Maria al-Qibtiyya

Maria bint Shamʿūn
Born
Died637
EraEarly Islamic era
TitleMaria al-Qibtiyya
ChildrenIbrahim ibn Muhammad
FatherSham'un

Māriyya bint Shamʿūn al Qibtiyyah, better known as Māriyyah al-Qibṭiyyah or al-Qubṭiyya (Arabic: مارية القبطية), or Maria the Copt, died 637, was a Coptic Egyptian woman who, along with her sister Sirin bint Shamun, was given as a slave to the Islamic prophet Muhammad as a gift in 628 by Al-Muqawqis, a Christian governor of Alexandria, during the territory's Sasanian occupation.
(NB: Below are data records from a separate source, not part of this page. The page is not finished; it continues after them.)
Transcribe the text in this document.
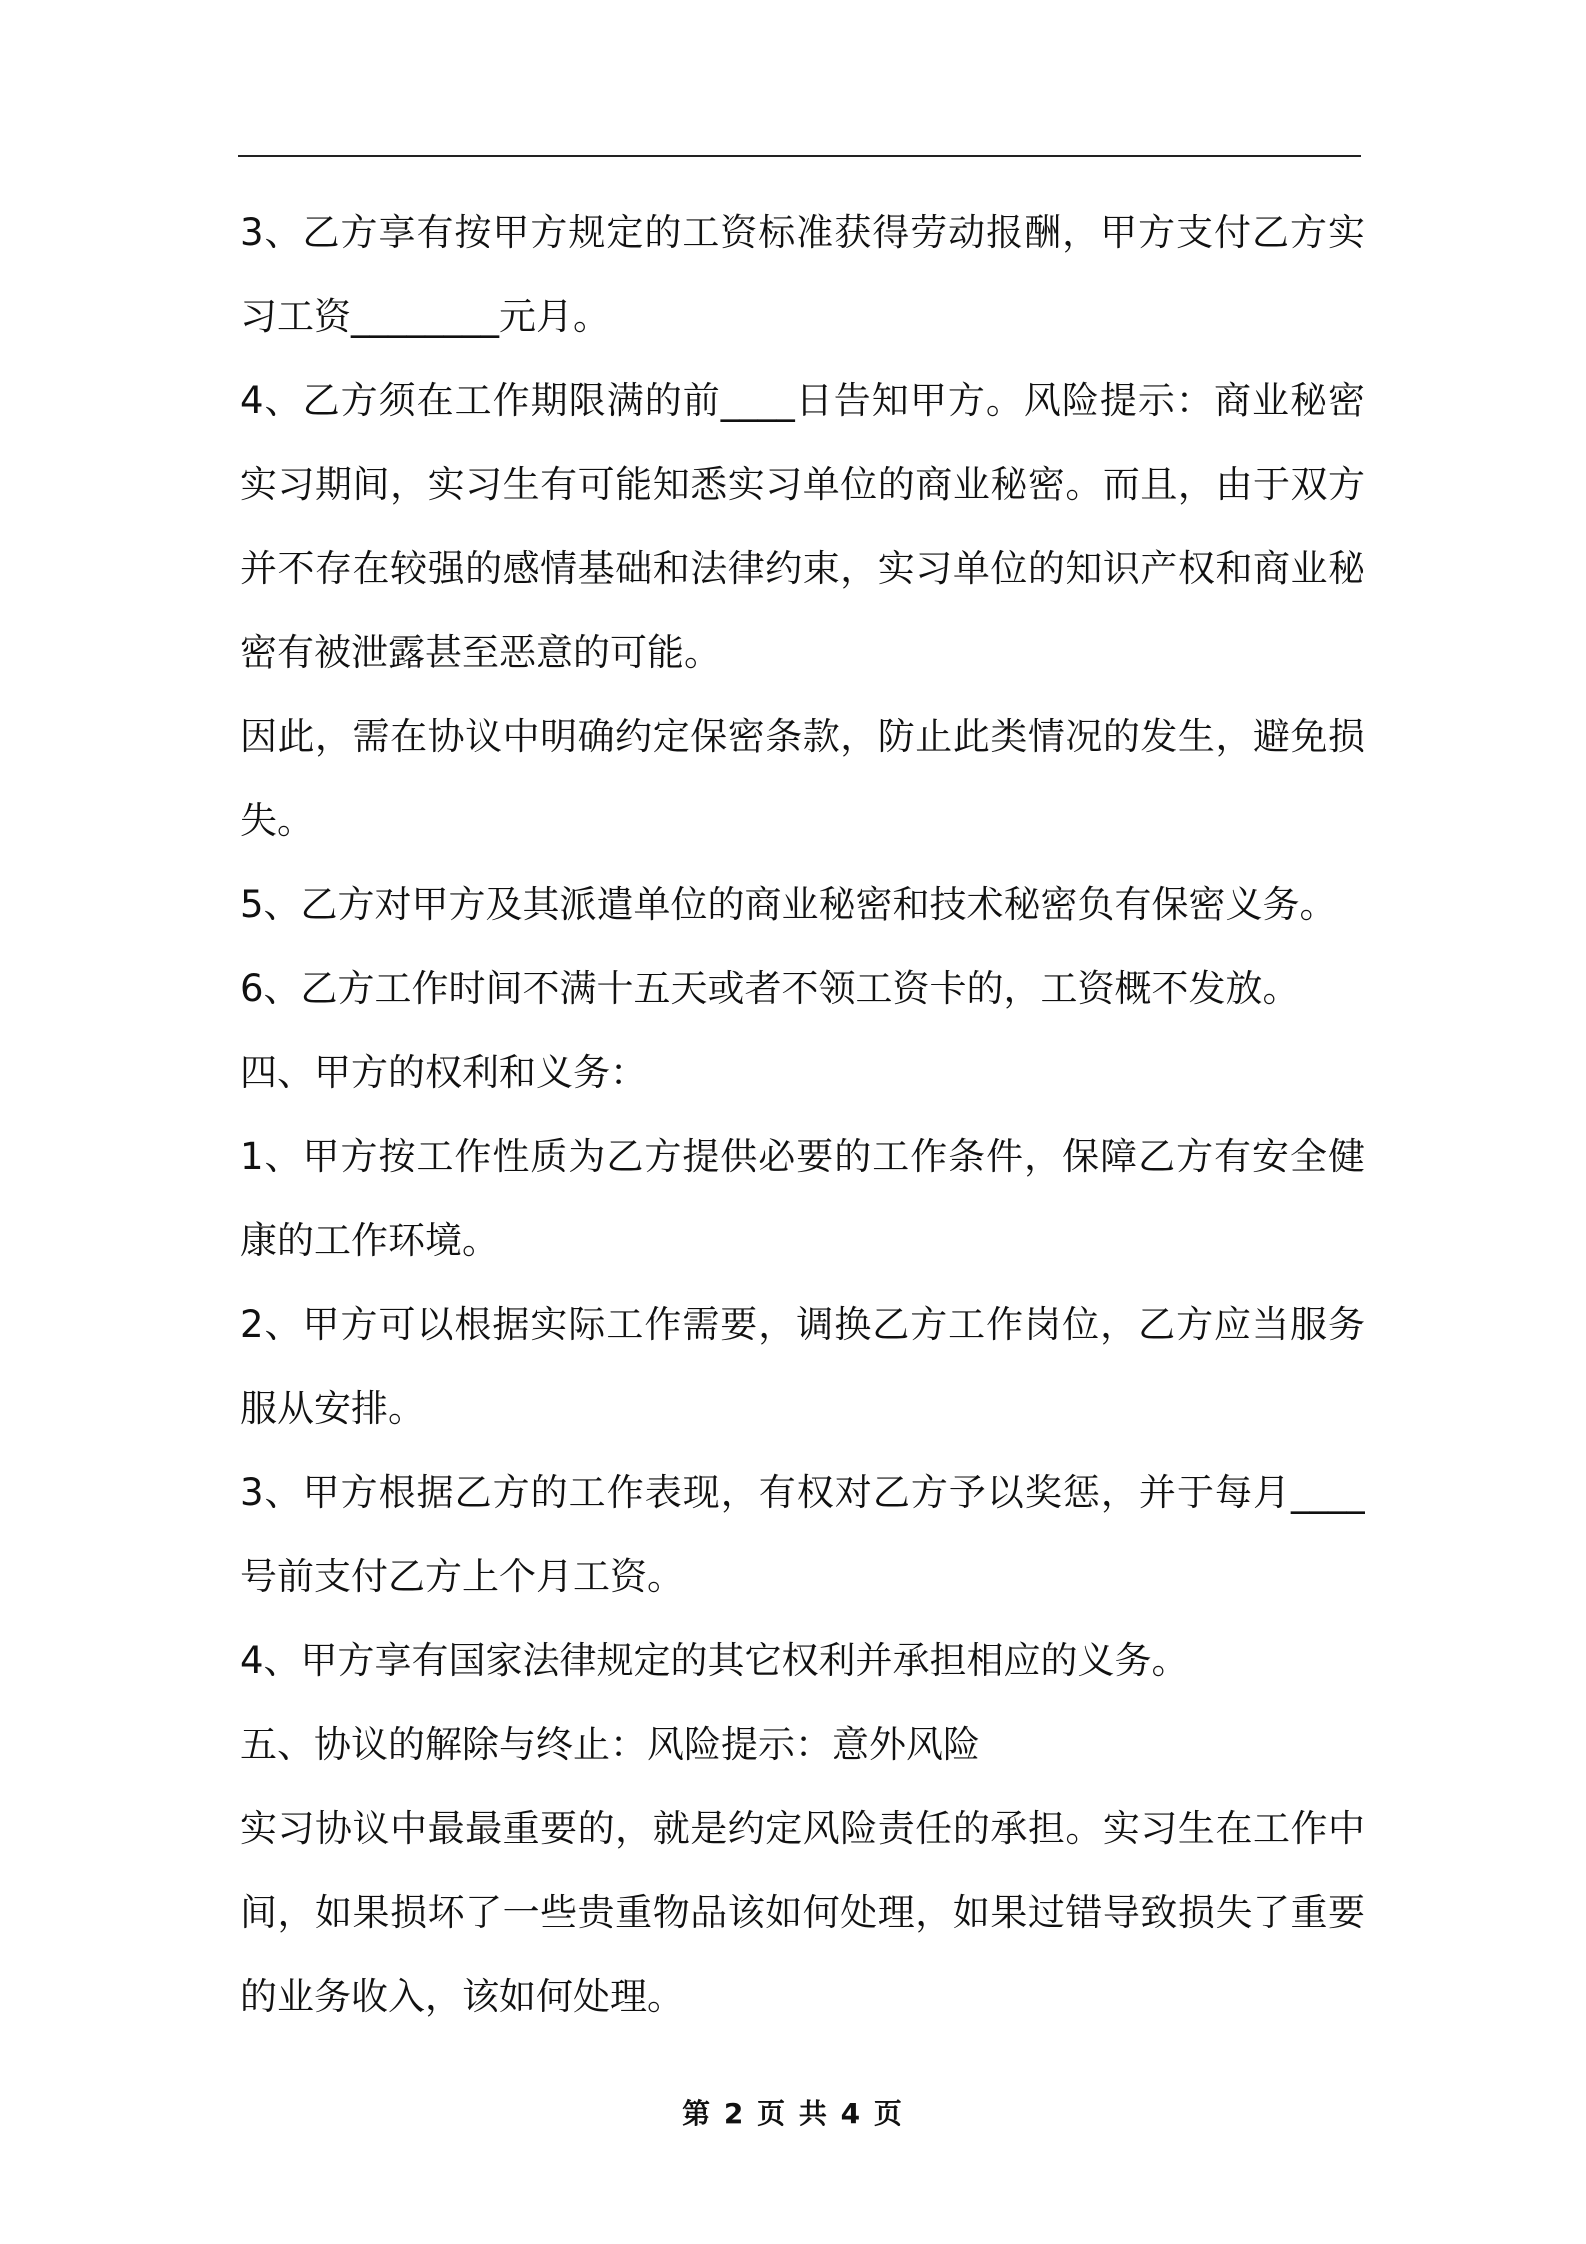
3、乙方享有按甲方规定的工资标准获得劳动报酬，甲方支付乙方实
习工资________元月。
4、乙方须在工作期限满的前____日告知甲方。风险提示：商业秘密
实习期间，实习生有可能知悉实习单位的商业秘密。而且，由于双方
并不存在较强的感情基础和法律约束，实习单位的知识产权和商业秘
密有被泄露甚至恶意的可能。
因此，需在协议中明确约定保密条款，防止此类情况的发生，避免损
失。
5、乙方对甲方及其派遣单位的商业秘密和技术秘密负有保密义务。
6、乙方工作时间不满十五天或者不领工资卡的，工资概不发放。
四、甲方的权利和义务：
1、甲方按工作性质为乙方提供必要的工作条件，保障乙方有安全健
康的工作环境。
2、甲方可以根据实际工作需要，调换乙方工作岗位，乙方应当服务
服从安排。
3、甲方根据乙方的工作表现，有权对乙方予以奖惩，并于每月____
号前支付乙方上个月工资。
4、甲方享有国家法律规定的其它权利并承担相应的义务。
五、协议的解除与终止：风险提示：意外风险
实习协议中最最重要的，就是约定风险责任的承担。实习生在工作中
间，如果损坏了一些贵重物品该如何处理，如果过错导致损失了重要
的业务收入，该如何处理。
第 2 页 共 4 页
It is a subject of speculation if she married Muhammad or continued to be a concubine. She spent the rest of her life in Medina, and had a son, Ibrahim, with Muhammad. The son died in his infancy, aged 2, and she died almost five years later.

Al-Maqrizi says that she was a native of Hebenu (Coptic: ⲧϩⲁⲃⲓⲛ, Koine Greek: Ἀλάβαστρων πόλις Alábastrōn pólis, Arabic: الحفن, romanizedal-Khafn), a village located near Antinoöpolis.